Fire chief offers tips to prevent bushfires | News, Sports, Jobs

News photo by Steve Schulwitz Alpena Township Fire Chief Mark Hansen is organizing brush firefighting equipment at the station on the department's south side this week. Hansen said there had been an increase in bushfires over the past two weeks.

ALPENA — Northeast Michigan's grass and brush fire season is underway and local fire departments have been working to put out these fires.

Local fire officials say with Memorial Day weekend on the horizon and many people lighting campfires and bonfires, they fear more wildfires could break out.

Alpena Township Fire Chief Mark Hansen, who worked for the Michigan Department of Natural Resources as a fire officer before accepting this position for the township, said that in early spring, few grass fires were started, but over the last two weeks things have gotten worse.

“At first there was quite a bit of rain, which kept the fires under control, but things are starting to dry up now and we're starting to get more calls,” Hansen said.

Many brush or grass fires are small and easy to put out, but Hansen said a large fire, about 10 acres or more, is more difficult. He said firefighters battling such fires use nontraditional firefighting equipment and deal with more variables than with a typical structure fire.

He explained that smaller firefighting vehicles are used to reach fires that are often deep in the woods, and that chainsaws and other hand tools are needed.

“A structure fire is confined to a general area of ​​origin, but a wildfire can move and rebound because of factors like wind, and (they) are difficult to predict,” he said. “There are no defined limits like there are most of the time in structure fires.”

Hansen said Alpena Township works closely with other local fire departments, as well as the DNR, to fight wildfires when they break out.

He said his staff has trained on the best tactics to use when fighting a brush fire and offers another layer of experience from his encounters while working with the DNR and fighting many grass, brush and forest fires.

When a wildfire is reported, often from the DNR aircraft scouring the area for smoke, they are often deep in the woods and difficult to locate and access.

Hansen said several local departments have brush rigs, which are smaller and designed for off-road travel and navigating heavily vegetated areas when full-size Ford trucks can't travel.

He said fighting a wildfire can be exhausting for firefighters because they have to walk into the woods, fight the fire and then leave again.
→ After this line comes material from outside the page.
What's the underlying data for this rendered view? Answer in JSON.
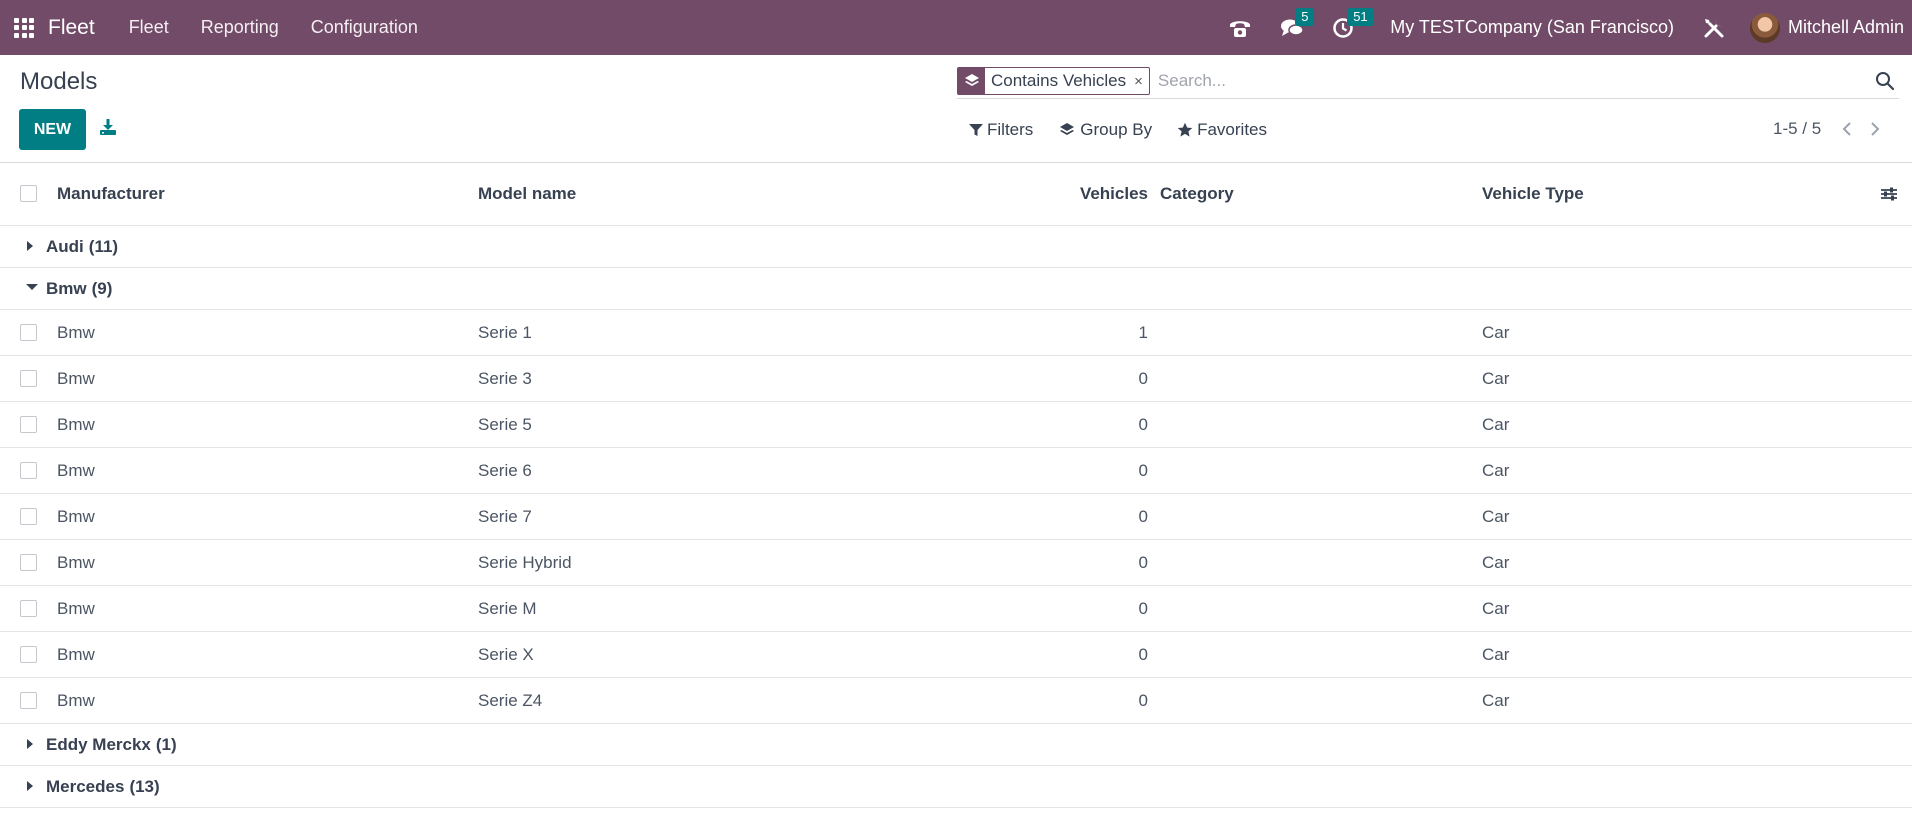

He added that this is why it is essential to maintain good relations with neighboring departments.

“We all rely on each other and, often, each other's equipment,” Hansen said.
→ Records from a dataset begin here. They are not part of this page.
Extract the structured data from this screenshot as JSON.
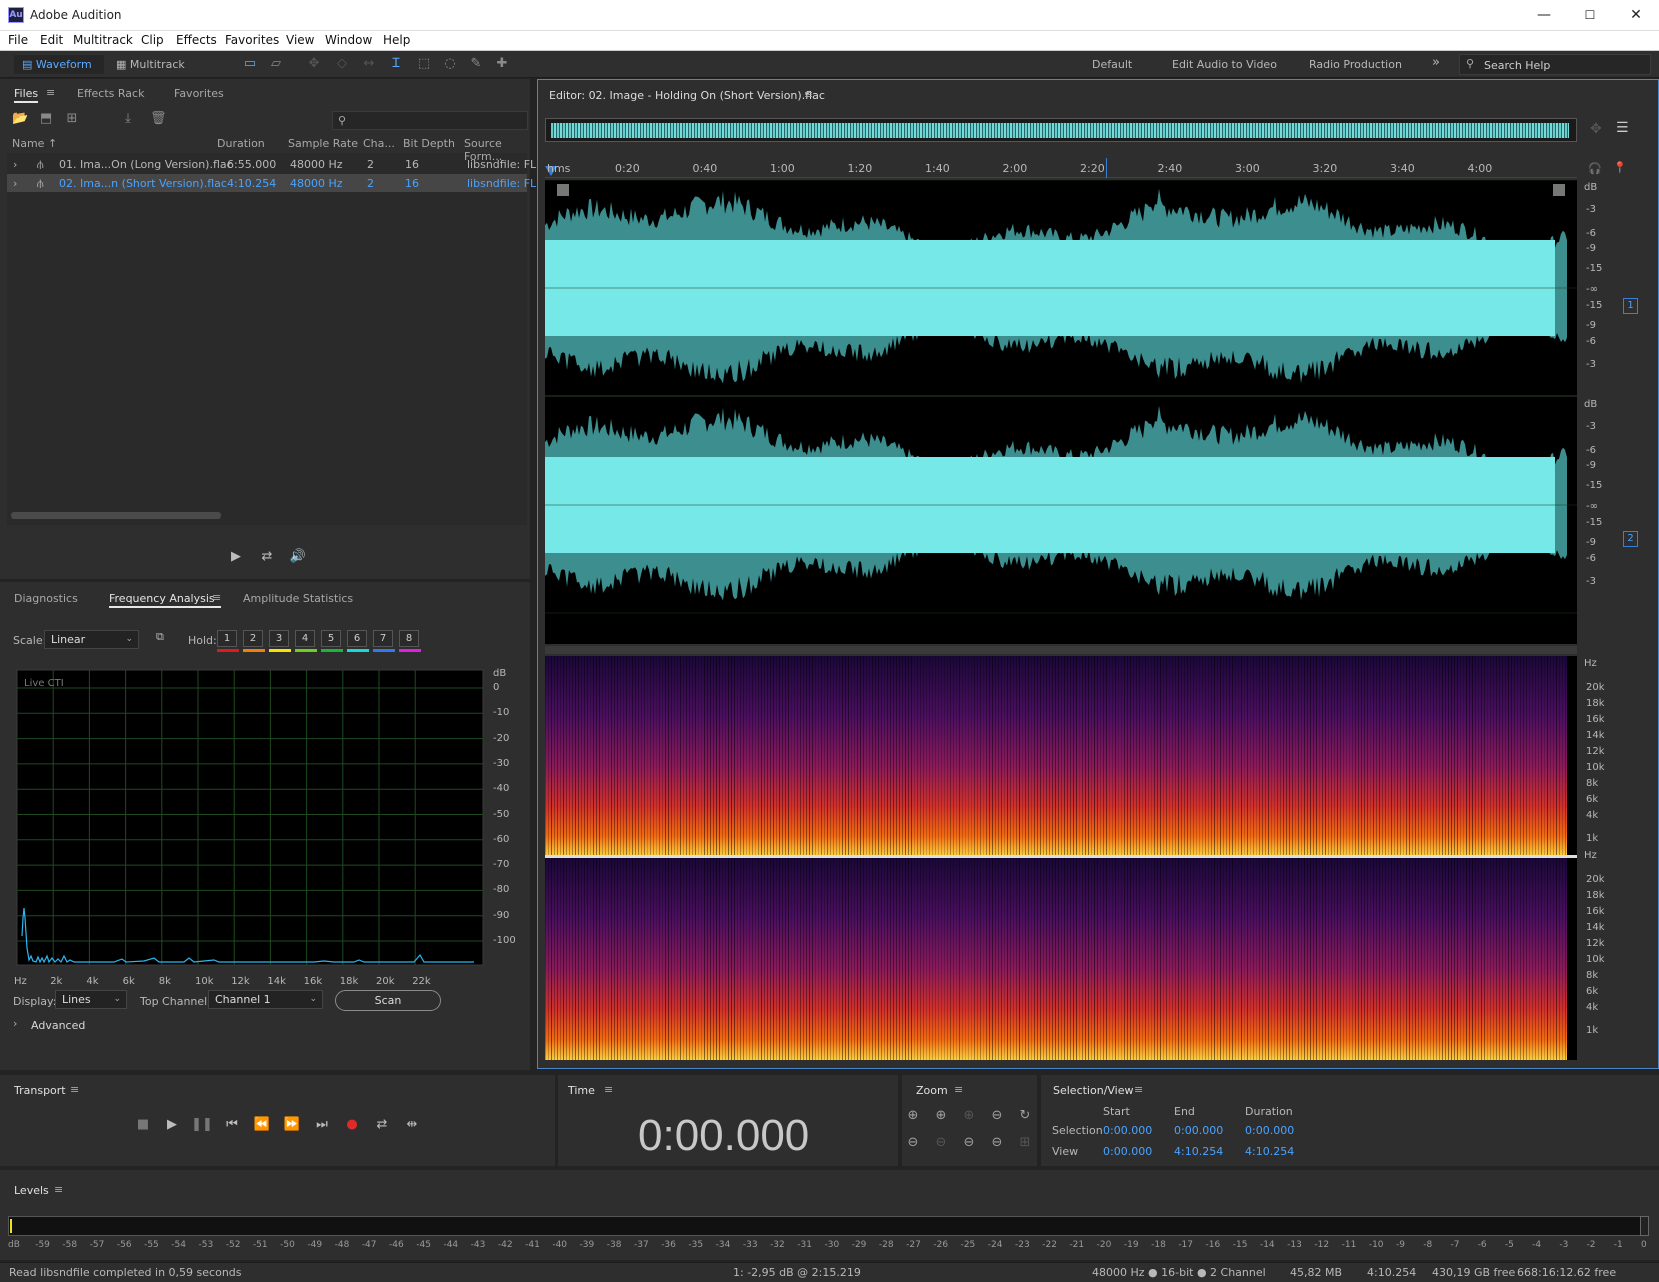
{
  "window": {
    "title": "Adobe Audition",
    "logo_text": "Au",
    "min": "—",
    "max": "☐",
    "close": "✕"
  },
  "menu": [
    "File",
    "Edit",
    "Multitrack",
    "Clip",
    "Effects",
    "Favorites",
    "View",
    "Window",
    "Help"
  ],
  "toolbar": {
    "waveform": "Waveform",
    "multitrack": "Multitrack"
  },
  "workspaces": {
    "default": "Default",
    "edit_av": "Edit Audio to Video",
    "radio": "Radio Production",
    "more": "»",
    "search": "Search Help"
  },
  "files_panel": {
    "tabs": [
      "Files",
      "Effects Rack",
      "Favorites"
    ],
    "headers": [
      "Name ↑",
      "Duration",
      "Sample Rate",
      "Cha...",
      "Bit Depth",
      "Source Form..."
    ],
    "rows": [
      {
        "name": "01. Ima...On (Long Version).flac",
        "duration": "6:55.000",
        "rate": "48000 Hz",
        "ch": "2",
        "depth": "16",
        "src": "libsndfile: FL",
        "selected": false
      },
      {
        "name": "02. Ima...n (Short Version).flac",
        "duration": "4:10.254",
        "rate": "48000 Hz",
        "ch": "2",
        "depth": "16",
        "src": "libsndfile: FL",
        "selected": true
      }
    ]
  },
  "analysis_panel": {
    "tabs": [
      "Diagnostics",
      "Frequency Analysis",
      "Amplitude Statistics"
    ],
    "scale_label": "Scale:",
    "scale_value": "Linear",
    "hold_label": "Hold:",
    "hold": [
      {
        "n": "1",
        "color": "#e0191d"
      },
      {
        "n": "2",
        "color": "#f07f0e"
      },
      {
        "n": "3",
        "color": "#f4e400"
      },
      {
        "n": "4",
        "color": "#6bd11a"
      },
      {
        "n": "5",
        "color": "#1bb53c"
      },
      {
        "n": "6",
        "color": "#19d8d8"
      },
      {
        "n": "7",
        "color": "#3278f0"
      },
      {
        "n": "8",
        "color": "#e21ee2"
      }
    ],
    "live": "Live CTI",
    "db_unit": "dB",
    "db_ticks": [
      "0",
      "-10",
      "-20",
      "-30",
      "-40",
      "-50",
      "-60",
      "-70",
      "-80",
      "-90",
      "-100"
    ],
    "hz_ticks": [
      "Hz",
      "2k",
      "4k",
      "6k",
      "8k",
      "10k",
      "12k",
      "14k",
      "16k",
      "18k",
      "20k",
      "22k"
    ],
    "display_label": "Display:",
    "display_value": "Lines",
    "top_channel_label": "Top Channel:",
    "top_channel_value": "Channel 1",
    "scan": "Scan",
    "advanced": "Advanced"
  },
  "editor": {
    "title": "Editor: 02. Image - Holding On (Short Version).flac",
    "ruler": [
      "hms",
      "0:20",
      "0:40",
      "1:00",
      "1:20",
      "1:40",
      "2:00",
      "2:20",
      "2:40",
      "3:00",
      "3:20",
      "3:40",
      "4:00"
    ],
    "db_labels": [
      "dB",
      "-3",
      "-6",
      "-9",
      "-15",
      "-∞",
      "-15",
      "-9",
      "-6",
      "-3"
    ],
    "hz_labels": [
      "Hz",
      "20k",
      "18k",
      "16k",
      "14k",
      "12k",
      "10k",
      "8k",
      "6k",
      "4k",
      "1k"
    ],
    "ch1": "1",
    "ch2": "2"
  },
  "transport": {
    "title": "Transport"
  },
  "time": {
    "title": "Time",
    "value": "0:00.000"
  },
  "zoom": {
    "title": "Zoom"
  },
  "selection": {
    "title": "Selection/View",
    "cols": [
      "Start",
      "End",
      "Duration"
    ],
    "sel_label": "Selection",
    "view_label": "View",
    "sel": [
      "0:00.000",
      "0:00.000",
      "0:00.000"
    ],
    "view": [
      "0:00.000",
      "4:10.254",
      "4:10.254"
    ]
  },
  "levels": {
    "title": "Levels",
    "scale": [
      "dB",
      "-59",
      "-58",
      "-57",
      "-56",
      "-55",
      "-54",
      "-53",
      "-52",
      "-51",
      "-50",
      "-49",
      "-48",
      "-47",
      "-46",
      "-45",
      "-44",
      "-43",
      "-42",
      "-41",
      "-40",
      "-39",
      "-38",
      "-37",
      "-36",
      "-35",
      "-34",
      "-33",
      "-32",
      "-31",
      "-30",
      "-29",
      "-28",
      "-27",
      "-26",
      "-25",
      "-24",
      "-23",
      "-22",
      "-21",
      "-20",
      "-19",
      "-18",
      "-17",
      "-16",
      "-15",
      "-14",
      "-13",
      "-12",
      "-11",
      "-10",
      "-9",
      "-8",
      "-7",
      "-6",
      "-5",
      "-4",
      "-3",
      "-2",
      "-1",
      "0"
    ]
  },
  "status": {
    "left": "Read libsndfile completed in 0,59 seconds",
    "cursor": "1: -2,95 dB @ 2:15.219",
    "format": "48000 Hz ● 16-bit ● 2 Channel",
    "size": "45,82 MB",
    "dur": "4:10.254",
    "free": "430,19 GB free",
    "free_time": "668:16:12.62 free"
  }
}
Many people will have campfires this weekend or use a grill for meals, Hansen said. He said people should never leave them unattended and always have a water source nearby to quickly put out a fire if it starts to get out of control. He said people should monitor the DNR's fire danger level and obtain a burning permit if necessary.

“People should make appropriate preparations to put out a fire quickly, but if it gets too large or spreads too quickly, call 911 as soon as possible,” the fire chief said.

Although the Alpena area received some much-needed rain Tuesday night and Wednesday morning, the National Weather Service in Gaylord said it was likely not enough to significantly reduce the risk of wildfires.